1298417Ontario Ltd. v. Lakeshore (Town), 2014 ONCA 802:
 In RBC Dominion Securities Inc. v. Merrill Lynch Canada Inc., 2008 SCC 54,  3 S.C.R. 79, at paras. 63-64, Abella J. (dissenting in part) summarized the test for remoteness of damages following a breach of contract:
The defining explanation of the contractual breach principles of reasonable foreseeability and remoteness is found in Hadley v. Baxendale... A court must therefore ask itself "what was in the reasonable contemplation of the parties at the time of contract formation" (Fidler v. Sun Life Assurance Co. of Canada,  2 S.C.R. 3, 2006 SCC 30, at para. 54).
The principle of remoteness "imposes on damage awards reasonable limits which are required by fairness" (Matheson (D.W.) & Sons Contracting Ltd. v.
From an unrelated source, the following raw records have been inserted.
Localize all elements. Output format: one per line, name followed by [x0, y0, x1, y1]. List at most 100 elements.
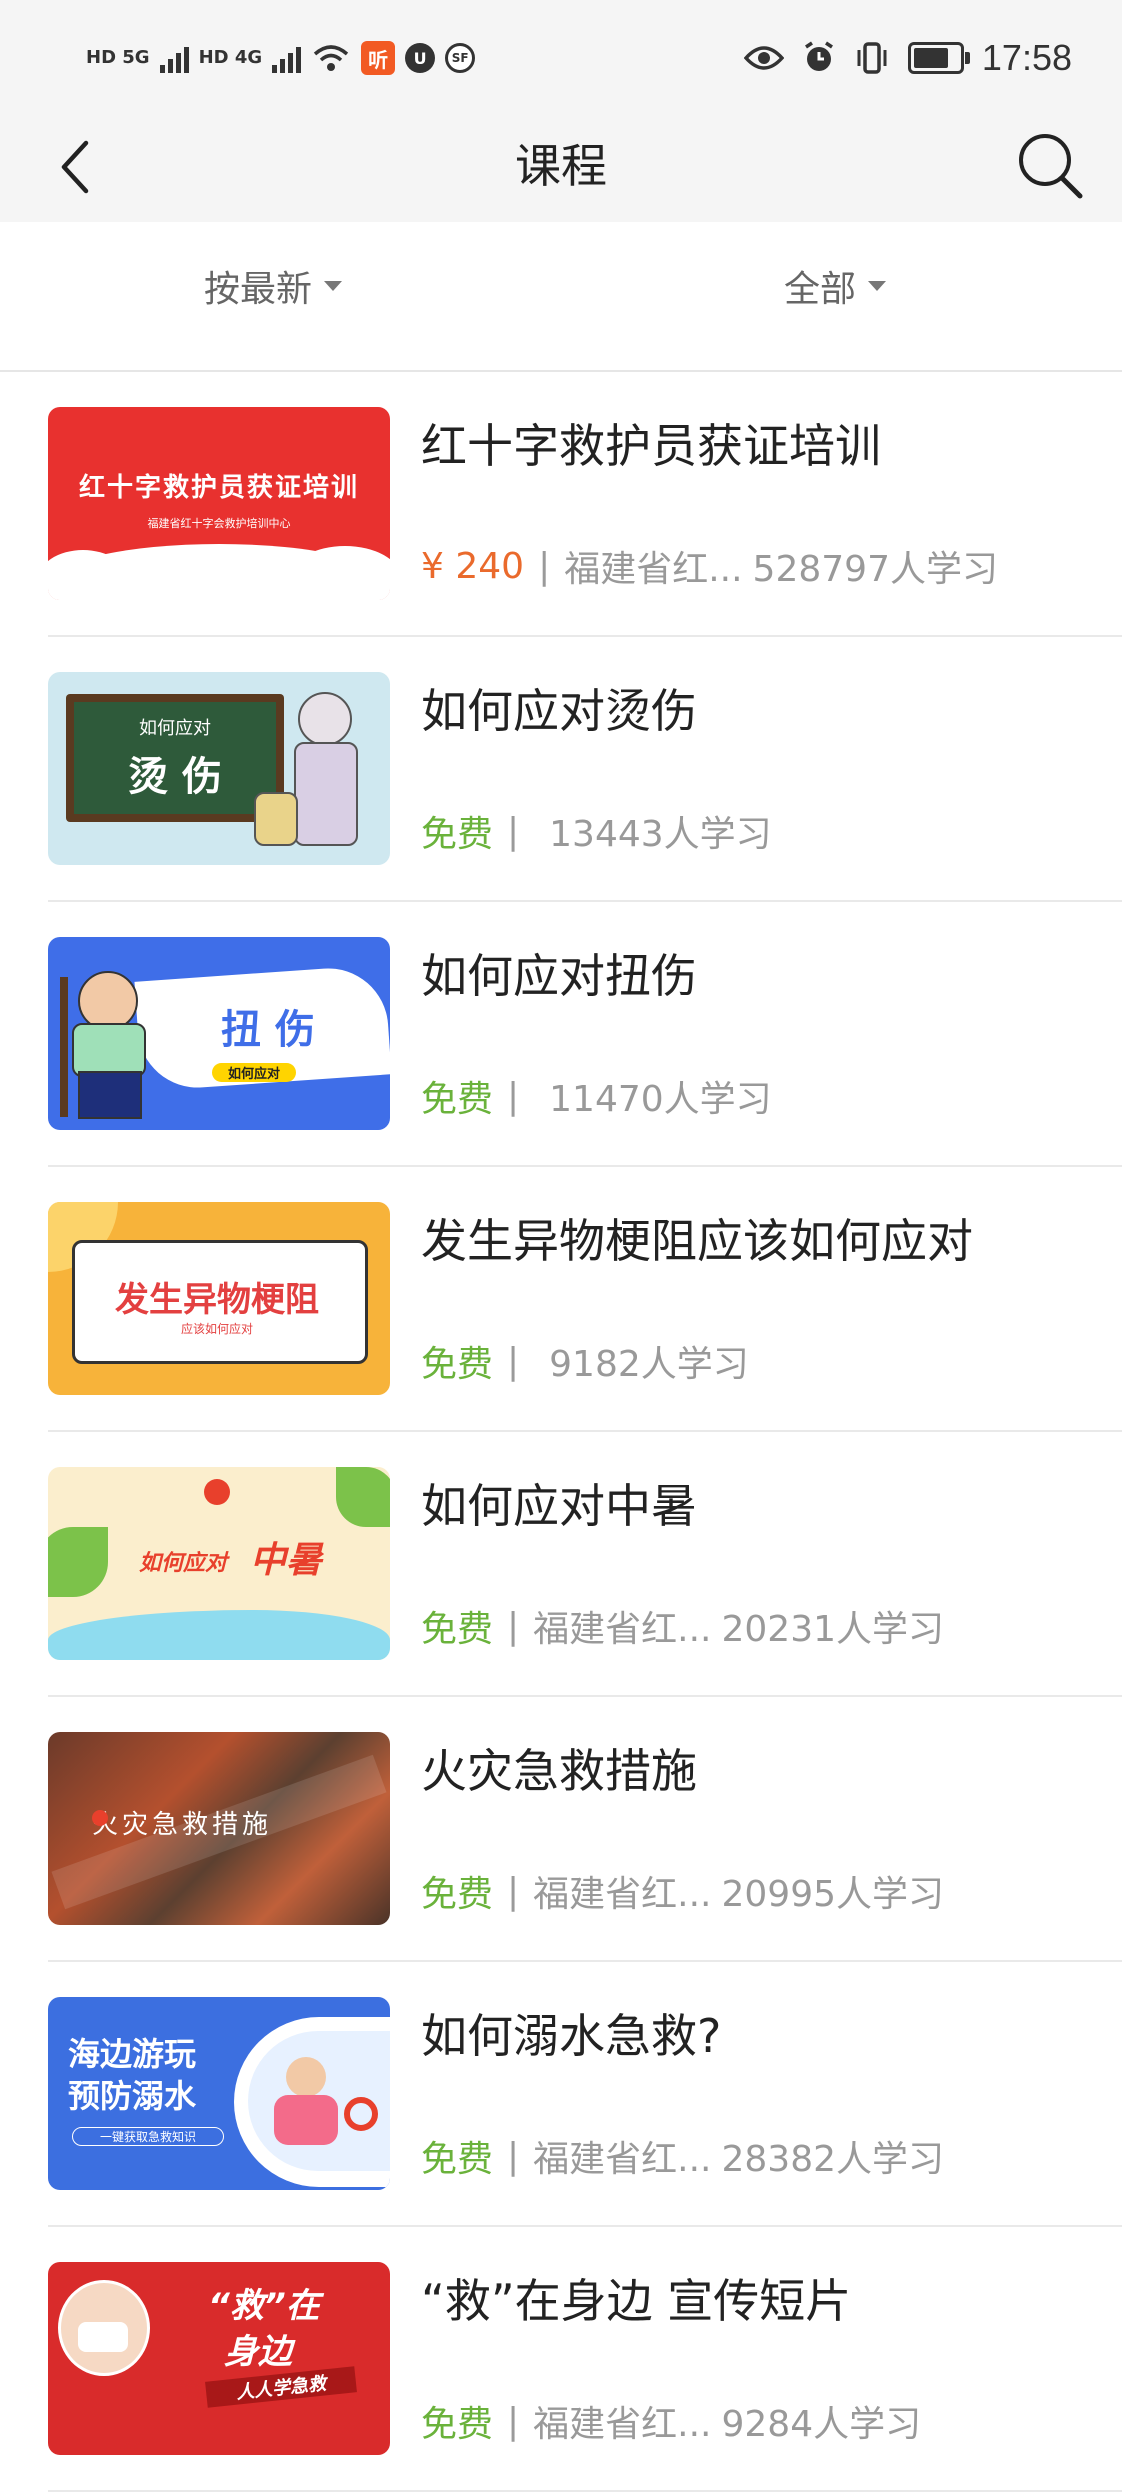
- course-org: 福建省红...: [533, 1874, 712, 1915]
- caret-down-icon: [324, 281, 343, 291]
- meta-divider: |: [507, 810, 520, 852]
- course-price: 免费: [421, 1609, 494, 1650]
- course-item[interactable]: 发生异物梗阻 应该如何应对 发生异物梗阻应该如何应对 免费 | 9182人学习: [0, 1167, 1122, 1432]
- course-price: 免费: [421, 2139, 494, 2180]
- course-learners: 9284人学习: [721, 2404, 922, 2445]
- course-title: “救”在身边 宣传短片: [421, 2274, 852, 2328]
- course-thumbnail: 发生异物梗阻 应该如何应对: [48, 1202, 390, 1395]
- thumbnail-title: 火灾急救措施: [92, 1810, 273, 1840]
- thumbnail-subtitle: 预防溺水: [68, 2077, 197, 2115]
- course-item[interactable]: 红十字救护员获证培训 福建省红十字会救护培训中心 红十字救护员获证培训 ¥ 24…: [0, 372, 1122, 637]
- course-learners: 528797人学习: [752, 549, 998, 590]
- sf-app-icon: SF: [445, 43, 476, 73]
- course-list: 红十字救护员获证培训 福建省红十字会救护培训中心 红十字救护员获证培训 ¥ 24…: [0, 372, 1122, 2492]
- course-item[interactable]: 如何应对 烫 伤 如何应对烫伤 免费 | 13443人学习: [0, 637, 1122, 902]
- status-time: 17:58: [981, 37, 1072, 78]
- course-price: 免费: [421, 1079, 494, 1120]
- category-dropdown-label: 全部: [784, 269, 857, 310]
- course-title: 如何应对烫伤: [421, 684, 697, 738]
- search-button[interactable]: [1008, 124, 1092, 208]
- course-item[interactable]: 如何应对 中暑 如何应对中暑 免费 | 福建省红... 20231人学习: [0, 1432, 1122, 1697]
- signal-icon: [159, 43, 189, 73]
- course-item[interactable]: 扭 伤 如何应对 如何应对扭伤 免费 | 11470人学习: [0, 902, 1122, 1167]
- sort-dropdown-label: 按最新: [204, 269, 313, 310]
- course-item[interactable]: 海边游玩 预防溺水 一键获取急救知识 如何溺水急救? 免费 | 福建省红... …: [0, 1962, 1122, 2227]
- course-title: 如何应对中暑: [421, 1479, 697, 1533]
- course-meta: 免费 | 福建省红... 28382人学习: [421, 2130, 944, 2182]
- course-meta: 免费 | 福建省红... 9284人学习: [421, 2395, 921, 2447]
- status-right: 17:58: [743, 30, 1072, 86]
- signal-icon-2: [272, 43, 302, 73]
- course-learners: 20231人学习: [721, 1609, 945, 1650]
- vibrate-icon: [857, 42, 887, 74]
- eye-icon: [743, 46, 784, 70]
- course-price: 免费: [421, 1344, 494, 1385]
- listen-app-icon: 听: [361, 41, 396, 75]
- course-title: 发生异物梗阻应该如何应对: [421, 1214, 973, 1268]
- course-thumbnail: 如何应对 中暑: [48, 1467, 390, 1660]
- filter-bar: 按最新 全部: [0, 222, 1122, 372]
- course-thumbnail: 火灾急救措施: [48, 1732, 390, 1925]
- course-item[interactable]: 火灾急救措施 火灾急救措施 免费 | 福建省红... 20995人学习: [0, 1697, 1122, 1962]
- wifi-icon: [314, 45, 349, 71]
- course-learners: 11470人学习: [549, 1079, 772, 1120]
- thumbnail-title: “救”在: [208, 2286, 320, 2326]
- meta-divider: |: [507, 2400, 520, 2442]
- course-price: 免费: [421, 1874, 494, 1915]
- course-org: 福建省红...: [533, 1609, 712, 1650]
- thumbnail-subtitle: 如何应对: [139, 718, 211, 739]
- course-meta: 免费 | 9182人学习: [421, 1335, 749, 1387]
- meta-divider: |: [507, 1340, 520, 1382]
- chevron-left-icon: [61, 140, 89, 194]
- course-item[interactable]: “救”在 身边 人人学急救 “救”在身边 宣传短片 免费 | 福建省红... 9…: [0, 2227, 1122, 2492]
- course-learners: 20995人学习: [721, 1874, 945, 1915]
- meta-divider: |: [507, 1075, 520, 1117]
- course-org: 福建省红...: [564, 549, 743, 590]
- battery-icon: [907, 42, 970, 74]
- alarm-icon: [804, 41, 833, 71]
- caret-down-icon: [868, 281, 887, 291]
- thumbnail-subtitle: 应该如何应对: [180, 1322, 253, 1336]
- network-4g-label: HD 4G: [198, 47, 263, 68]
- thumbnail-tagline: 一键获取急救知识: [72, 2127, 224, 2146]
- nav-bar: 课程: [0, 110, 1122, 222]
- sort-dropdown[interactable]: 按最新: [204, 256, 343, 316]
- course-org: 福建省红...: [533, 2139, 712, 2180]
- thumbnail-subtitle: 福建省红十字会救护培训中心: [147, 517, 291, 530]
- course-meta: ¥ 240 | 福建省红... 528797人学习: [421, 540, 998, 592]
- course-learners: 28382人学习: [721, 2139, 945, 2180]
- thumbnail-title: 烫 伤: [128, 754, 222, 800]
- thumbnail-subtitle: 如何应对: [138, 1551, 227, 1576]
- thumbnail-title: 海边游玩: [68, 2035, 197, 2073]
- thumbnail-title: 中暑: [249, 1540, 322, 1581]
- thumbnail-title: 红十字救护员获证培训: [78, 473, 359, 503]
- course-title: 如何应对扭伤: [421, 949, 697, 1003]
- thumbnail-subtitle: 身边: [224, 2332, 292, 2372]
- course-thumbnail: 扭 伤 如何应对: [48, 937, 390, 1130]
- course-thumbnail: “救”在 身边 人人学急救: [48, 2262, 390, 2455]
- category-dropdown[interactable]: 全部: [784, 256, 887, 316]
- status-left: HD 5G HD 4G 听 U SF: [86, 30, 476, 86]
- page-title: 课程: [515, 139, 607, 193]
- course-thumbnail: 海边游玩 预防溺水 一键获取急救知识: [48, 1997, 390, 2190]
- course-org: 福建省红...: [533, 2404, 712, 2445]
- meta-divider: |: [507, 1870, 520, 1912]
- course-thumbnail: 红十字救护员获证培训 福建省红十字会救护培训中心: [48, 407, 390, 600]
- app-notification-icon: U: [405, 43, 436, 73]
- meta-divider: |: [507, 1605, 520, 1647]
- course-price: 免费: [421, 814, 494, 855]
- thumbnail-subtitle: 如何应对: [212, 1063, 296, 1082]
- course-learners: 13443人学习: [549, 814, 772, 855]
- course-price: 免费: [421, 2404, 494, 2445]
- course-meta: 免费 | 11470人学习: [421, 1070, 772, 1122]
- course-meta: 免费 | 13443人学习: [421, 805, 772, 857]
- course-thumbnail: 如何应对 烫 伤: [48, 672, 390, 865]
- meta-divider: |: [507, 2135, 520, 2177]
- course-title: 红十字救护员获证培训: [421, 419, 881, 473]
- course-learners: 9182人学习: [549, 1344, 749, 1385]
- search-icon: [1019, 134, 1083, 199]
- course-meta: 免费 | 福建省红... 20995人学习: [421, 1865, 944, 1917]
- course-price: ¥ 240: [421, 545, 525, 587]
- back-button[interactable]: [40, 132, 110, 202]
- network-5g-label: HD 5G: [86, 47, 150, 68]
Canada (Attorney General) (2000), 187 N.S.R. (2d) 62, 2000 NSCA 44, at para. 69, per Cromwell J.A.). It aims "to prevent unfair surprise to the defendant, to ensure a fair allocation of the risks of the transaction, and to avoid any overly chilling effects on useful activities by the threat of unlimited liability" (Jamie Cassels and Elizabeth Adjin-Tettey, Remedies: The Law of Damages (2nd ed. 2008), at p. 352). This principle will be informed by the nature and culture of the business in question, and the particular contractual relationship between the parties... [Emphasis added.]
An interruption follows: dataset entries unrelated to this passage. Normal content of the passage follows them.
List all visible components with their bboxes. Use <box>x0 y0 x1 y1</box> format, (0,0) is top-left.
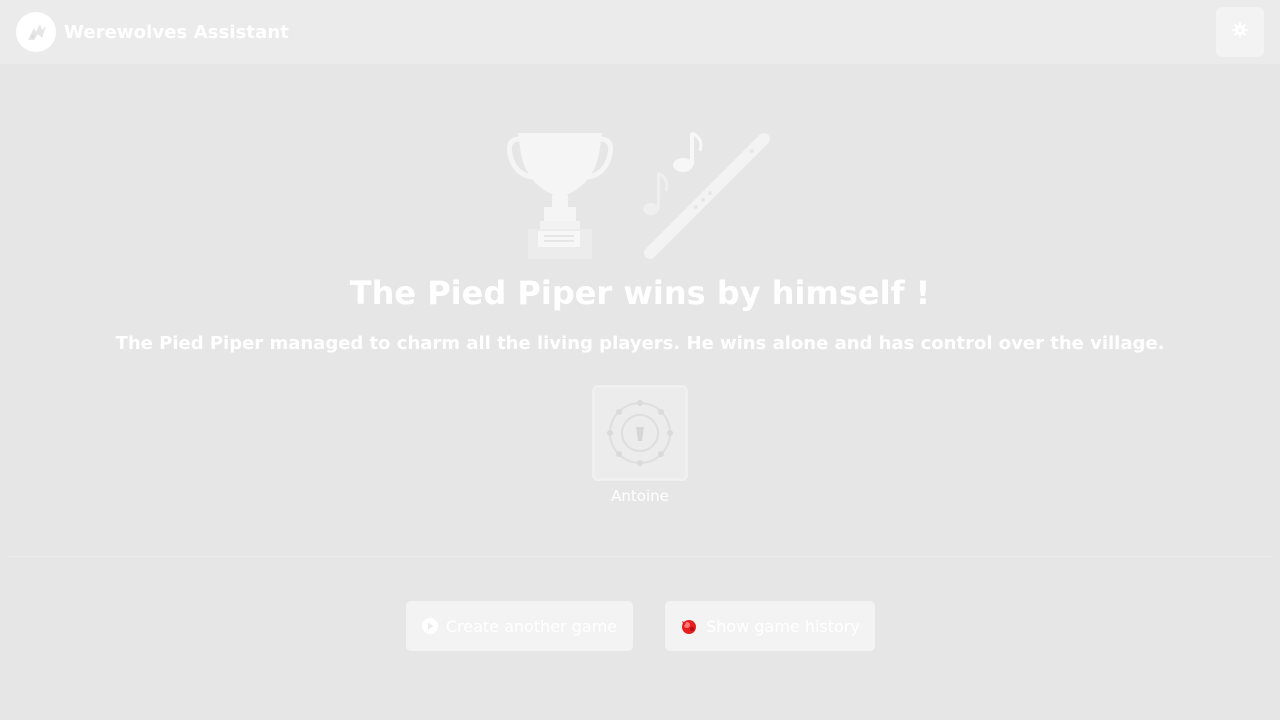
app-title: Werewolves Assistant <box>64 21 290 43</box>
player-name: Antoine <box>611 487 669 505</box>
divider <box>8 556 1272 557</box>
pied-piper-role-icon <box>592 385 688 481</box>
history-icon <box>680 617 698 635</box>
show-game-history-button[interactable]: Show game history <box>665 601 875 651</box>
create-another-game-label: Create another game <box>445 616 618 636</box>
show-game-history-label: Show game history <box>706 616 860 636</box>
werewolf-logo-icon <box>16 12 56 52</box>
create-another-game-button[interactable]: Create another game <box>406 601 633 651</box>
result-title: The Pied Piper wins by himself ! <box>349 274 931 312</box>
brand[interactable]: Werewolves Assistant <box>16 12 289 52</box>
result-description: The Pied Piper managed to charm all the … <box>115 333 1165 354</box>
winner-player: Antoine <box>590 385 690 510</box>
play-circle-icon <box>421 618 438 634</box>
settings-button[interactable] <box>1216 7 1264 57</box>
navbar: Werewolves Assistant <box>0 0 1280 64</box>
trophy-icon <box>506 133 614 259</box>
flute-icon <box>644 133 770 259</box>
gear-icon <box>1232 22 1248 42</box>
victory-illustration <box>500 125 780 265</box>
 In Angela Swan and Jakub Adamski, Canadian Contract Law, 3d ed. (Markham, Ontario: LexisNexis Canada, 2012), at p. 480, the authors' helpfully frame the issue as "the determination of the extent of the risk that a promisor assumes when he makes a promise."
 In my view, the nature of the damages 129 claimed and the trial judge awarded was not in the reasonable contemplation of the parties when the contract was executed.